Design Patterns in C#

Design Patterns in C#

Design Patterns are nothing but, you can say, documented and tested solutions for recurring problems in a given context.
In simple words Design Patterns are reusable solutions to the problems that, as a developer, we encounter in our day-to-day programming.
Design patterns provide general solutions or a flexible way to solve common design problems.
Each design pattern has pros and cons



History and Evolution of Design Patterns
The four authors of the book, famously known as the Gang of Four, brought the concepts of design patterns



Types of Design Patterns
Design Pattern are categorized into three main categories based on the three problem areas (Object Creation and Initialization, Structural Changes of Classes, and Interfaces, and the Relationship Between Classes, Communication Between Objects) of software architecture.
1. Creational Design Pattern (Object Creation and Initialization)
2. Structural Design Pattern (Structural Changes of Classes, and Interfaces, and the Relationship Between Classes)
3. Behavioral Design Pattern (Communication Between Objects)
There are 23 design patterns in total.



Creational Design Patterns:
The Creational Design Pattern deals with Object Creation and Initialization.
The Creational Design Pattern gives the programmer more flexibility in deciding which objects need to be created for a given case.
The Creational Design Pattern helps us to centralize the object creation and initialization logic, and depending upon the condition, it will create and initialize the appropriate object and returns that object to the client, and then the client can consume the object by calling the necessary methods and properties. The client does not know how the object is created and initialized.
For instance, if we have a large project, it implies we have a lot of classes, and dealing with a lot of objects. Therefore, depending on certain criteria, we must build several objects (such as new User(), new Product(), new Invoice(), etc.).
Creational Design Patterns Categories as:- Singleton, Factory, Builder, Prototype, Fluent Interface, Factory Method, and Abstract Factory.
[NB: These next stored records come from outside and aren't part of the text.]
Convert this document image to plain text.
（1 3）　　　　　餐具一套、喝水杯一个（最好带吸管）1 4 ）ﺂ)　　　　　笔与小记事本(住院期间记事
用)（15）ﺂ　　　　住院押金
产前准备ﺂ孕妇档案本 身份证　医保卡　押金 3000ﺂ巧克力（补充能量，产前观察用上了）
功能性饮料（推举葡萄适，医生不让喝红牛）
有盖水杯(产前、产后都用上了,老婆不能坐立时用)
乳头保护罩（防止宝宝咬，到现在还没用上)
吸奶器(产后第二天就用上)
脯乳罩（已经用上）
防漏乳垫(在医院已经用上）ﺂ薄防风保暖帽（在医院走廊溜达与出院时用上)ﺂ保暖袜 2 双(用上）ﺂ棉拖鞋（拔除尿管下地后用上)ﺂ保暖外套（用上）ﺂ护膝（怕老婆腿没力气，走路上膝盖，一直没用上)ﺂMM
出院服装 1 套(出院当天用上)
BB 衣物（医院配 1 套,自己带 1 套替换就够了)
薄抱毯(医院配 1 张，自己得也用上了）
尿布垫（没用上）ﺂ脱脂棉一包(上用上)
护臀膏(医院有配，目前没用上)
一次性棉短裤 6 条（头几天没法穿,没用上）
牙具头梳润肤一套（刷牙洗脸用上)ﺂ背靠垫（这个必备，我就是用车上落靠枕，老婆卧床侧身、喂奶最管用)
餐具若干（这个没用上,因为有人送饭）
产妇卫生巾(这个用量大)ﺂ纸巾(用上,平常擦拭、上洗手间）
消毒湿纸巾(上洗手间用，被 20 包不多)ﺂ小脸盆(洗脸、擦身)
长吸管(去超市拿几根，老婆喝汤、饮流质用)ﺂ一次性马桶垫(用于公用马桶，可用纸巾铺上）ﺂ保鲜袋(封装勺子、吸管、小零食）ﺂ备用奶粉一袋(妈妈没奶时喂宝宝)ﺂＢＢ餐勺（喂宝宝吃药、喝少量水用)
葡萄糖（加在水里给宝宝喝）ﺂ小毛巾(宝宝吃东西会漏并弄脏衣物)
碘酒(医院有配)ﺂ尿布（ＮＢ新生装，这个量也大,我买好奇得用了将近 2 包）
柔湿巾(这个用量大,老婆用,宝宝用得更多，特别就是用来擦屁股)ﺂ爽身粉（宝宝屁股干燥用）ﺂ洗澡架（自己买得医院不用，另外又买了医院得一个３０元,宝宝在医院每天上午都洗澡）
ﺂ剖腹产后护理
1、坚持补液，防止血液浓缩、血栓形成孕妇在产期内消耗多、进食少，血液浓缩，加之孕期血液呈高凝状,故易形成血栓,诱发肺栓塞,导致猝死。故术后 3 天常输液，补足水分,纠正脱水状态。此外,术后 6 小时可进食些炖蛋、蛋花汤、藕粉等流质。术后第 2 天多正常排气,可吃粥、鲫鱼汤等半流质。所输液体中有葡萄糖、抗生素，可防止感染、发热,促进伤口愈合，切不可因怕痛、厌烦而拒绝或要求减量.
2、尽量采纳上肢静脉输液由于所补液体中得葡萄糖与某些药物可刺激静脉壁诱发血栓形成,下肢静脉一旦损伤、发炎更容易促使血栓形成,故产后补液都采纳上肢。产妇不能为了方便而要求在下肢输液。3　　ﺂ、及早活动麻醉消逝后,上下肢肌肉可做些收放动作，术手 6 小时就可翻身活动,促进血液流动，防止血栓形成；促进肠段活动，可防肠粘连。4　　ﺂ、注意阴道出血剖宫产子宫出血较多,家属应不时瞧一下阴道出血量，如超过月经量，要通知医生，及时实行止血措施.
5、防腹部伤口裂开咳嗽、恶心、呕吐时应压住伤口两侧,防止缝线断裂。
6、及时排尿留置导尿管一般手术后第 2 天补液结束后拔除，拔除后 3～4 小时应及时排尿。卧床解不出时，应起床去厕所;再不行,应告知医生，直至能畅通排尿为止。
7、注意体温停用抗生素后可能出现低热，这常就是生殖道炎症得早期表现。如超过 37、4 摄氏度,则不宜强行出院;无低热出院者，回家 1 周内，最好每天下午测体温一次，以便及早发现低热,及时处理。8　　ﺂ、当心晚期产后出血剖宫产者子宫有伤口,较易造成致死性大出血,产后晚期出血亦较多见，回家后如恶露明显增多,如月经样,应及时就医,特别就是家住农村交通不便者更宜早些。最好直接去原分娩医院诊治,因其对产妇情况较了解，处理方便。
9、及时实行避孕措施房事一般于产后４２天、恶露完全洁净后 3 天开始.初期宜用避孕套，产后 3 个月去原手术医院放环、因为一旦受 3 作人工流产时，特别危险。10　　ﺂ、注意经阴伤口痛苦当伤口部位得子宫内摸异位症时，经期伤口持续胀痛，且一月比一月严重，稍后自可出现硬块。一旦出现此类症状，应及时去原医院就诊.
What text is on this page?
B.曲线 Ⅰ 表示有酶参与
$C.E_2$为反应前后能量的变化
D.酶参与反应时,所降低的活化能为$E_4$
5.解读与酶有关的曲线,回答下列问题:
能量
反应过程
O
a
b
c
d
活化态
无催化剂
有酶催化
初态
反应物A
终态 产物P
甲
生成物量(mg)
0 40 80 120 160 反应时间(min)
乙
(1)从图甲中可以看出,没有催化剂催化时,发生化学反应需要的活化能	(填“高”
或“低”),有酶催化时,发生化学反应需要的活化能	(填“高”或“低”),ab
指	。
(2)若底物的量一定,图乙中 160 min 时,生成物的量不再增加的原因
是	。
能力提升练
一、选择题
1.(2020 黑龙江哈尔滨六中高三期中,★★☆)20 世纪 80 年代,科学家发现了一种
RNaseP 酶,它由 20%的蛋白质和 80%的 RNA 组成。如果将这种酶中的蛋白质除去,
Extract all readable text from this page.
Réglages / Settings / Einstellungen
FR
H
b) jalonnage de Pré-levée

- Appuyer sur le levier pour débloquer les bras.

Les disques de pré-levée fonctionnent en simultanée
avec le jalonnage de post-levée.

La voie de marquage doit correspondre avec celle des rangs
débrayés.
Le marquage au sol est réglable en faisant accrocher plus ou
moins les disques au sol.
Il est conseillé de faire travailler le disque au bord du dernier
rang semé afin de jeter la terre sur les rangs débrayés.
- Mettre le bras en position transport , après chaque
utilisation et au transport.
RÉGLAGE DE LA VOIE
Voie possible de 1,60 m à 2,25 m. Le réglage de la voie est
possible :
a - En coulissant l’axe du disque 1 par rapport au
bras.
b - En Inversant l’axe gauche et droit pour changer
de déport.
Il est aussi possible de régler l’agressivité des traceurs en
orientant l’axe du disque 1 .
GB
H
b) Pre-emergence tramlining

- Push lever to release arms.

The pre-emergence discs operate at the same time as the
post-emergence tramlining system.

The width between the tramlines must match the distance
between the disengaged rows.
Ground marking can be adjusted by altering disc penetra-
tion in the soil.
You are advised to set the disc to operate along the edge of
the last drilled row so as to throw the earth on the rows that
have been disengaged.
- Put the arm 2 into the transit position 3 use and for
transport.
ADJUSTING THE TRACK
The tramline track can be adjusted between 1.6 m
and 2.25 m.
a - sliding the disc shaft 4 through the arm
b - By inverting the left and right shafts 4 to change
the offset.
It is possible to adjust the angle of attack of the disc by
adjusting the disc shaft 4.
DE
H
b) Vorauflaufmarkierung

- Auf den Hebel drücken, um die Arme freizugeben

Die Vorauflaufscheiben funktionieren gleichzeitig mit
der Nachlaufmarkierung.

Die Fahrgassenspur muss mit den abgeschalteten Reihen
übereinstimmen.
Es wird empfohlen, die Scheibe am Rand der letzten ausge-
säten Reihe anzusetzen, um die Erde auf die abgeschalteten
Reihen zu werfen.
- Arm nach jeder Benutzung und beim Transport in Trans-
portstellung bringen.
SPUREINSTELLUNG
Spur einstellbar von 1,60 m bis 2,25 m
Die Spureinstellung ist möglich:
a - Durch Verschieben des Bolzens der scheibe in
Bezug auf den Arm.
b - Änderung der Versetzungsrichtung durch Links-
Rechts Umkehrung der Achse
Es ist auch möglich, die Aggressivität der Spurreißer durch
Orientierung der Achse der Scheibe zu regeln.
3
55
Structural Design Patterns:
The Structural Design Pattern is used to Manage the Structure of Classes and Interfaces and the Relationship Between the Classes and Interfaces.
For example, if we have a User and Product class and the Product class is used inside the User class making One-to-Many relationships.
As the project grows tomorrow, we need to seperate the product class from the User class as we want to use the Product and Customer classes independently.
This is a structural change, but we don’t want this structural change to affect our project. This is where the Structural Design Pattern helps us.

Structural Design Patterns Categories as:- Adapter, Facade, Decorator, Composite, Proxy, Flyweight, and Bridge Design Patterns.



Behavioral Design Patterns:
Behavioral Design Patterns deal with the Communication Between Classes and Objects.
This implies that if you change a class's behaviour in future, you need the change to have an impact on other related project's classes as well. For instance, the tax rate that is presently used on your Invoice class is 18%. If you need to add yet another tax, do so tomorrow, then what?. By doing so, you are modifying a class's behaviour. Behavioural Design patterns can help tackle these behavioural problems.

Behavioral Design Patterns Categories as:- Chain of Responsibility, Command,  Observer, Iterator, State, Template Method, Visitor, Strategy, Mediator, Memento, and Interpreter Design Pattern.